|
Petra Rettberg - Biologiste en chef & officier en second
Dans notre petite équipe, Petra est la scientifique qui possède de loin le plus d'expérience. Désormais à la tête d'un groupe de recherche en photobiologie et radiobiologie au sein de l'agence spatiale allemande (DLR), Petra a tout d'abord étudié la chimie à Bochum avant de travailler à l'Institut Max Planck. Depuis les dix dernières années au DLR, elle et son groupe s'emploient à déterminer quelles sont les limites de la vie dans l'espace, limites fixées par les radiations, les UV ou le vide spatial.
Ses expériences à MDRS sont donc un prolongement de ces recherches. Pendant son séjour ici, Petra effectue des mesures des rayonnements UV reçu par les équipes en EVA. De plus, Petra compte profiter de son séjour dans le « Hab » pour rassembler des informations pratiques sur la conception d'un tel système. En effet, un des projets de la DLR est justement de créer un bâtiment fonctionnant en circuit totalement fermé, dans le but de tester de nouvelles technologies ou d'effectuer des tests psychologiques.
Son séjour dans le « Hab » a été décidé un peu par hasard. Elle connaissant déjà le projet par l'intermédiaire d'un collègue, mais c'est une rencontre avec Robert Zubrin lors d'une grande conférence sur les technologies spatiales qui a créé l'opportunité de participer. Petra étant intéressée par le projet, Zubrin s'est chargé de la mettre en contact avec Brent, et c'est comme ça que tout s'est finalement organisé.
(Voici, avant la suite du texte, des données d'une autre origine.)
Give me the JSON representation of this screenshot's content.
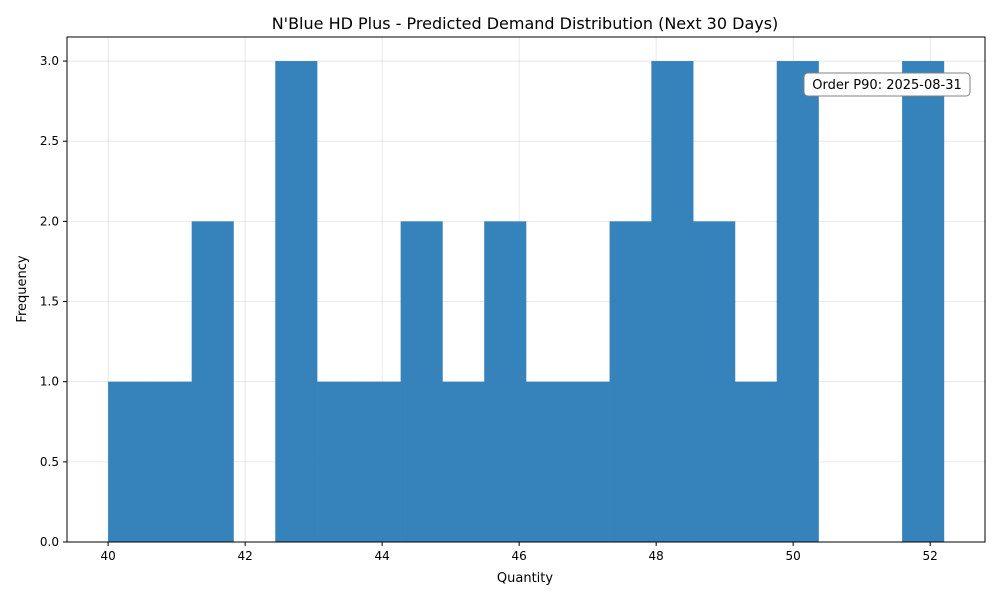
{
  "chart_data": {
    "type": "bar",
    "title": "N'Blue HD Plus - Predicted Demand Distribution (Next 30 Days)",
    "xlabel": "Quantity",
    "ylabel": "Frequency",
    "xlim": [
      39.4,
      52.8
    ],
    "ylim": [
      0,
      3.15
    ],
    "grid": true,
    "x_ticks": [
      40,
      42,
      44,
      46,
      48,
      50,
      52
    ],
    "x_tick_labels": [
      "40",
      "42",
      "44",
      "46",
      "48",
      "50",
      "52"
    ],
    "y_ticks": [
      0,
      0.5,
      1,
      1.5,
      2,
      2.5,
      3
    ],
    "y_tick_labels": [
      "0.0",
      "0.5",
      "1.0",
      "1.5",
      "2.0",
      "2.5",
      "3.0"
    ],
    "bin_edges": [
      40.0,
      40.61,
      41.22,
      41.83,
      42.44,
      43.05,
      43.66,
      44.27,
      44.88,
      45.49,
      46.1,
      46.71,
      47.32,
      47.93,
      48.54,
      49.15,
      49.76,
      50.37,
      50.98,
      51.59,
      52.2
    ],
    "values": [
      1,
      1,
      2,
      0,
      3,
      1,
      1,
      2,
      1,
      2,
      1,
      1,
      2,
      3,
      2,
      1,
      3,
      0,
      0,
      3
    ],
    "bar_color": "#3682bb",
    "annotation": "Order P90: 2025-08-31"
  }
}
Petra était d'autant plus intéressée par cette aventure que cela lui donnait l'occasion de travailler avec une équipe internationale, constituée d'inconnus, et dans un environnement naturel qu'elle voulait découvrir depuis longtemps, le désert.
A ce jour, Petra apprécie beaucoup son expérience. Le « Hab » est plus grand que ce qu'elle espérait, et sa conception est très bonne car elle laisse de la place pour des chambres individuelles. Les sorties en ATVs sont totalement nouvelles, avec ou sans combinaison, et permettent de vraiment apprécier le désert. Le groupe fonctionne particulièrement bien, et elle apprécie que la plupart des participants soient des scientifiques avec des projets de recherche avancés. Et si les contraintes de la simulation sont moins pénibles que prévues, elle ne s'attendait pas à ce que les activités en combinaison prennent autant de temps.
Dans les points négatifs, elle s'attendait à une meilleure documentation des systèmes en place et à un peu plus d'organisation dans le laboratoire. Mais elle est surtout déçue du manque d'effort consacré au recyclage ou au traitement des déchets en général : rien n'est prévu ! Or, le recyclage est une composante essentielle d'une telle simulation.
Une fois de retour au DLR, Petra va pouvoir procéder à l'analyse des mesures faites pendant ces deux dernières semaines, et, si la qualité des données le justifient, elle compte présenter les résultats obtenus lors de la prochaine convention européenne de la Mars Society, on octobre prochain.
Finalement, en ce qui concerne le premier voyage pour Mars, elle ne sera probablement pas volontaire pour passer trois ans enfermée dans ces conditions.